Unklare Umsetzung trifft globale Produktionen

Wie eine solche Zollregelung praktisch umgesetzt werden könnte, ist derzeit völlig offen. Viele Hollywood-Blockbuster werden teils im Ausland gedreht oder nachbearbeitet. Unklar ist etwa, ob der Zoll auch für bereits abgedrehte, aber noch nicht veröffentlichte Filme gelten würde. Auch die Bewertung der Produktionen für Zollzwecke ist bislang nicht definiert. Jüngere Großproduktionen wie Disneys The Fantastic Four: First Steps (UK, Spanien) oder Universals Jurassic World Rebirth (Thailand, UK, Malta, USA) wären potenziell betroffen.

Wachsende Konkurrenz aus dem Ausland

Laut der Analysefirma ProdPro ist das Produktionsvolumen in den USA zwischen 2021 und 2024 um 28 % gefallen.
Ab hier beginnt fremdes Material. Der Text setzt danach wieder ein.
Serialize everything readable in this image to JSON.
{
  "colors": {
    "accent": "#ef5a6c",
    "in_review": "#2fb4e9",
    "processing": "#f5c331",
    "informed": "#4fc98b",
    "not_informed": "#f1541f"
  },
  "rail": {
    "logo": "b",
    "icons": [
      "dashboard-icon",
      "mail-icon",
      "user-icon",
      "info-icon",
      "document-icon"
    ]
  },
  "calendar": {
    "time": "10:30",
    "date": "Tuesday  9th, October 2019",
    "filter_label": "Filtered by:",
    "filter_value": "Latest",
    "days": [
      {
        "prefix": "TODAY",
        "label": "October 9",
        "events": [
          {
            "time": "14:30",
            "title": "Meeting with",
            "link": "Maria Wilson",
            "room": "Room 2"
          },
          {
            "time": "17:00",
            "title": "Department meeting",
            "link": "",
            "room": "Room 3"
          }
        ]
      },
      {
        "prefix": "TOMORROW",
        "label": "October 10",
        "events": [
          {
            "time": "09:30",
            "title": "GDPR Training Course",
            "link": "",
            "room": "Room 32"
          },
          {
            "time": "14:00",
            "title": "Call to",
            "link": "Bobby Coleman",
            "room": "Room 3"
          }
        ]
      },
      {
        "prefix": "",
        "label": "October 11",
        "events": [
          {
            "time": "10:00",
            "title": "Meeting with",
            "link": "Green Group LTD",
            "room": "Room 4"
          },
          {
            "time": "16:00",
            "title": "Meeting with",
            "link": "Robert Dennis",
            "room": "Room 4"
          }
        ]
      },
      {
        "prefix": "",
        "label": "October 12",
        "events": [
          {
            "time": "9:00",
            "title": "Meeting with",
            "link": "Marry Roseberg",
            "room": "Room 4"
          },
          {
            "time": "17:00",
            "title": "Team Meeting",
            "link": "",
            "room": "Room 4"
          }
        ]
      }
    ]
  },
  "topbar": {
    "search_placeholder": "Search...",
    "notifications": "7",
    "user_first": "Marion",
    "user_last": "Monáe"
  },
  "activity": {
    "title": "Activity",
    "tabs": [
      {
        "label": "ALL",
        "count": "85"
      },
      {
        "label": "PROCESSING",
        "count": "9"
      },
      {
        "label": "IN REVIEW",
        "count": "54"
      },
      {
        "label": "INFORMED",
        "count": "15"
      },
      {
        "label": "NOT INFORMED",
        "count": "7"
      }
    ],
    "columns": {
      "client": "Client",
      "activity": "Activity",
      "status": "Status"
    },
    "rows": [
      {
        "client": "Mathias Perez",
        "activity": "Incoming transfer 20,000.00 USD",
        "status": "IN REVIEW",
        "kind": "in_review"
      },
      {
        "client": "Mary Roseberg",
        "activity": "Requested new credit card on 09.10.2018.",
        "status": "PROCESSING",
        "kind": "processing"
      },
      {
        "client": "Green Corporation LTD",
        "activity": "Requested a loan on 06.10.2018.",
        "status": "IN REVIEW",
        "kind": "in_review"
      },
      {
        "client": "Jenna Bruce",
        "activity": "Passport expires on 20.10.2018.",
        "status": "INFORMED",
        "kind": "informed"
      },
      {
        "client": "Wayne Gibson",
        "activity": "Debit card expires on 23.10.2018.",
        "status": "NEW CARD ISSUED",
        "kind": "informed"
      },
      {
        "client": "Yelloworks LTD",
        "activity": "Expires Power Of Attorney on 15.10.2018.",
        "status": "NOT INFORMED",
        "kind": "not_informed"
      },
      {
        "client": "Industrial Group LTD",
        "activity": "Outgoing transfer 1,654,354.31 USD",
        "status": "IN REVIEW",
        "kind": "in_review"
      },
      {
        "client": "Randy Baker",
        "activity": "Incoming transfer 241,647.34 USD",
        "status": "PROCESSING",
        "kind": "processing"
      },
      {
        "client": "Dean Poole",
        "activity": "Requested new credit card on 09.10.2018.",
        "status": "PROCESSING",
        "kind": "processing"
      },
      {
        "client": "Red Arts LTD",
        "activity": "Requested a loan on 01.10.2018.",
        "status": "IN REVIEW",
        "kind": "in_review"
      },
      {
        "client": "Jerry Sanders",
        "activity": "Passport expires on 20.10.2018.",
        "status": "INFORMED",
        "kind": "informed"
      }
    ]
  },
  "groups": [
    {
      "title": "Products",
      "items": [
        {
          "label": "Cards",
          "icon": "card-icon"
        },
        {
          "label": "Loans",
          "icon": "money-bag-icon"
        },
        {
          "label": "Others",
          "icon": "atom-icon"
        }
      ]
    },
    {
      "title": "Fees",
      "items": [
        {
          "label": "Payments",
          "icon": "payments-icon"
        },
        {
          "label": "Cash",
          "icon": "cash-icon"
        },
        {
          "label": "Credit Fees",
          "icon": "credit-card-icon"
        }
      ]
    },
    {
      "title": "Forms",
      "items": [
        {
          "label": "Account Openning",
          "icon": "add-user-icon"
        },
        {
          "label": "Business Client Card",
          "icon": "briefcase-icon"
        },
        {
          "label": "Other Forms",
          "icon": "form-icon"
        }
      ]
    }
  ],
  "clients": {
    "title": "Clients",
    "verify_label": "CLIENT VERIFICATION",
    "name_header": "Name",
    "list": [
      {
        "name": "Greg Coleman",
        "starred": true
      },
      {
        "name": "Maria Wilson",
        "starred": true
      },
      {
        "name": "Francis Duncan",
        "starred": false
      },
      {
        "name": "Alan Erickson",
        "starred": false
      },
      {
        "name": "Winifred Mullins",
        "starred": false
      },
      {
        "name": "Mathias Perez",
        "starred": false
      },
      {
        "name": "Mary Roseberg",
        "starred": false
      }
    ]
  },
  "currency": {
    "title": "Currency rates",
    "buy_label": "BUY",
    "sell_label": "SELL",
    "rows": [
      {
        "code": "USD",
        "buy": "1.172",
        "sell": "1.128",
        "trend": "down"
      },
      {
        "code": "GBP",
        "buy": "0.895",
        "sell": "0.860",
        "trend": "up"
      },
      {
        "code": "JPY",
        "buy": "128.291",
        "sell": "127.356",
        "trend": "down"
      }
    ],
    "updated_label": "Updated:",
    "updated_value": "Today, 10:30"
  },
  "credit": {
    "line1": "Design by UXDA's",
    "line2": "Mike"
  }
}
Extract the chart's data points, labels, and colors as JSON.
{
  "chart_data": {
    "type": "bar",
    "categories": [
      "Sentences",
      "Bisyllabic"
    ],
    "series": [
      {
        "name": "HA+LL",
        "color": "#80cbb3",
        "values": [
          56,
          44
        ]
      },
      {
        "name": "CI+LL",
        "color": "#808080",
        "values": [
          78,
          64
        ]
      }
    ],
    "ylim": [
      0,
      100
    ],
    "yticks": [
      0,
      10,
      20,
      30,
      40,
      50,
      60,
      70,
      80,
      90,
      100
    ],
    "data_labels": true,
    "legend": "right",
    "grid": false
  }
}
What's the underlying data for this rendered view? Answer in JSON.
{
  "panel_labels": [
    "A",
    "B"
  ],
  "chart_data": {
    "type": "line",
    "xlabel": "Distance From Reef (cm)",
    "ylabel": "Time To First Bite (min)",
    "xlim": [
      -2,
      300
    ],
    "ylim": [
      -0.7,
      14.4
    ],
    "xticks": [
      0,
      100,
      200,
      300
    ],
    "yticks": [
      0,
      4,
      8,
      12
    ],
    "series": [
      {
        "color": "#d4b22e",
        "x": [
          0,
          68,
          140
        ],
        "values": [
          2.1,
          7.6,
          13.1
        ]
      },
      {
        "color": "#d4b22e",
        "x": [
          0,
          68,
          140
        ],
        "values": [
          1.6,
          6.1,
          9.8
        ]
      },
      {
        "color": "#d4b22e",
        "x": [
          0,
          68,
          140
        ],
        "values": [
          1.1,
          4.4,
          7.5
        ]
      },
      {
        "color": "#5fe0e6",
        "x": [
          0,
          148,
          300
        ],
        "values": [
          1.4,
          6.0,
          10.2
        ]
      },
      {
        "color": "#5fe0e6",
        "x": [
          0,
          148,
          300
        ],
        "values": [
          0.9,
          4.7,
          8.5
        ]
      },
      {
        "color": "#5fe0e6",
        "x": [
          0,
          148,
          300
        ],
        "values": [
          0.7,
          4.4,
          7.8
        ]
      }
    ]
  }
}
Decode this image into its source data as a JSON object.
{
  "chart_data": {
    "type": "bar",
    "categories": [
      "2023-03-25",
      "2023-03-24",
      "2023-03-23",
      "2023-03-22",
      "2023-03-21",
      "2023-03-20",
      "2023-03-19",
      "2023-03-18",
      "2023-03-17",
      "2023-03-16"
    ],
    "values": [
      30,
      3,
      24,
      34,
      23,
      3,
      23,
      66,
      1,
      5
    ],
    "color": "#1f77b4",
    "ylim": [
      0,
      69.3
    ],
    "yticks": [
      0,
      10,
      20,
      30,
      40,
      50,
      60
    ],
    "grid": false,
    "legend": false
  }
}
Gründe sind unter anderem die Verlagerung von Budgets hin zu Streamingdiensten sowie steigende Produktionskosten. Andere Länder wie Kanada, Australien oder Großbritannien profitieren von attraktiven Steueranreizen und günstigerer Infrastruktur.

Internationale Reaktionen: Unverständnis und Warnungen

Die Reaktionen aus dem Ausland fielen entsprechend deutlich aus. Irene Gardine von der neuseeländischen Produzentenvereinigung Spada zeigte sich irritiert: „Meint er, dass NZ-Produktionen nicht mehr ohne 100 % Zoll in die USA dürfen? Oder betrifft es US-Filme, die hier gedreht werden?“ Premierminister Christopher Luxon verteidigte die dortige Branche und lobte deren Innovationskraft. Die australische Lobbygruppe Screen Producers Australia sprach gar von „weltweiten Schockwellen“.

Chinas Konter und kulturelle Realität

Zeitgleich verschärft China die Bedingungen für US-Filme im eigenen Markt – als Reaktion auf frühere US-Zölle. Die nationale Filmbehörde kündigte eine „moderate Reduktion“ der Einfuhr an. Das dürfte den globalen Einfluss der US-Filmbranche weiter unter Druck setzen. Und auch wenn Hollywood dominiert: Produktionen wie der südkoreanische Oscar-Gewinner Parasite zeigen, wie erfolgreich internationale Filme mittlerweile sein können.